I believe military, law enforcement, hunters and gun owners are better served by being able to hit their foe, animal and/or target shot at with consistency. The ability to do that is marksmanship, and it can be learned and measured on the range and in competition.

>> Marksmanship teaches confidence in your weapon system. It shows you how your weapon functions, how it fires, what happens when you pull the trigger and that you can hit your target. But almost all of that goes to hell in a real world situation. You will not be able to control your breathing.
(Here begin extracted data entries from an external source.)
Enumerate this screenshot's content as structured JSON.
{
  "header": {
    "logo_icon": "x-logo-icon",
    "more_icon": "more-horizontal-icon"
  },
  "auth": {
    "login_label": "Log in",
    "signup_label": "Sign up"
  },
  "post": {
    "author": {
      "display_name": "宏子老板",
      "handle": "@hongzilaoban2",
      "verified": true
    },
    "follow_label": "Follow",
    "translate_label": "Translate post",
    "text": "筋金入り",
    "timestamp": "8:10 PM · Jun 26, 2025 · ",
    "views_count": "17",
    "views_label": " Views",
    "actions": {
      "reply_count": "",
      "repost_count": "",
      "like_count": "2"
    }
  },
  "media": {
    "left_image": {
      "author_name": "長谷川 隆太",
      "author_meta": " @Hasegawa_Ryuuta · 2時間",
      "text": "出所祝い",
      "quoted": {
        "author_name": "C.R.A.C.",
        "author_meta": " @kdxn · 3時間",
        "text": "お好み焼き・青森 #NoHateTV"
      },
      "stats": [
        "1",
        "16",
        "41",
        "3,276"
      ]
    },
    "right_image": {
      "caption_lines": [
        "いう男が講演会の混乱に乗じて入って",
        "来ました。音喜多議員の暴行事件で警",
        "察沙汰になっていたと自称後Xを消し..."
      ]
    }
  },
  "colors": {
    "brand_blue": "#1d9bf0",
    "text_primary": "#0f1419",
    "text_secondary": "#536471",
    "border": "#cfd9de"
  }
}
You will not be able to get a good firing stance. Your sight picture won’t be perfect. It doesn’t matter how good you are on a range, none of that applies to a real world situation.

So, marksmanship training teaches how to hit targets but that training “goes to hell” in a real world situation. Does the confidence taught also go to hell? What other training also goes to hell in combat or under stress? Medical (first aid) skills? Radio use and communication? Driving/piloting? Parachuting? Should soldiers be able to hit targets at all real world, or just spray randomly as their training “goes to hell”?

>> Being on a range doesn’t teach you how to fight.

True. Physical fitness training doesn’t teach you how to fight, but being fit helps you fight better. Range training doesn’t teach everything needed about fighting, but an ability to hit targets more accurately and quickly helps you fight better.

>> Being on a range is not a substitute for being in combat.

It builds a skill (marksmanship) that can be used elsewhere. Most Soldiers and Marines aren’t particularly good at it because their standards in training are low and often taught by others of low marksmanship skill (Drill Sergeants, etc.) Soldiers leave training as poor marksmen and a stress situation like combat further degrades already poor skill levels, leading to a false conclusion that range training doesn’t work.

>> But there are just several things that are significantly more important in combat than what you learn on a range.

There are things that may be more important in combat than any form of weapon skill. A radio is arguably an Infantryman’s most powerful weapon. Plenty of other things that need to be trained. Hopefully, that training doesn’t also “go to hell.”

>> When under pressure in a combat situation, I can guarantee the snipers will perform better.

Then the pressure of a competitive match should pose no problem for them at all, you’d think…

In the end, I suggested this person write up his approach that would be better and twice offered to publish it on all the blogs I maintain and present it to my peers on the USAR Marksmanship Program. As a soldier with such a strong opinion and ideas of what “better” might be, he should have jumped at the chance. Well, I assume he’s a soldier because he claimed to be. Never did get his name, rank, shooting experience or skill because he never divulged any of that.

That is the real problem. Random, nameless non-shooters will complain about how studied marksmen with competitive shooting backgrounds suggest training be conducted but when given an opportunity to spell out their “better” ideas and methods nothing is forthcoming. The mantra seems to be, “I don’t have any solutions or ideas, but I’m happy to bitch about stuff I don’t understand and am too lazy to learn.”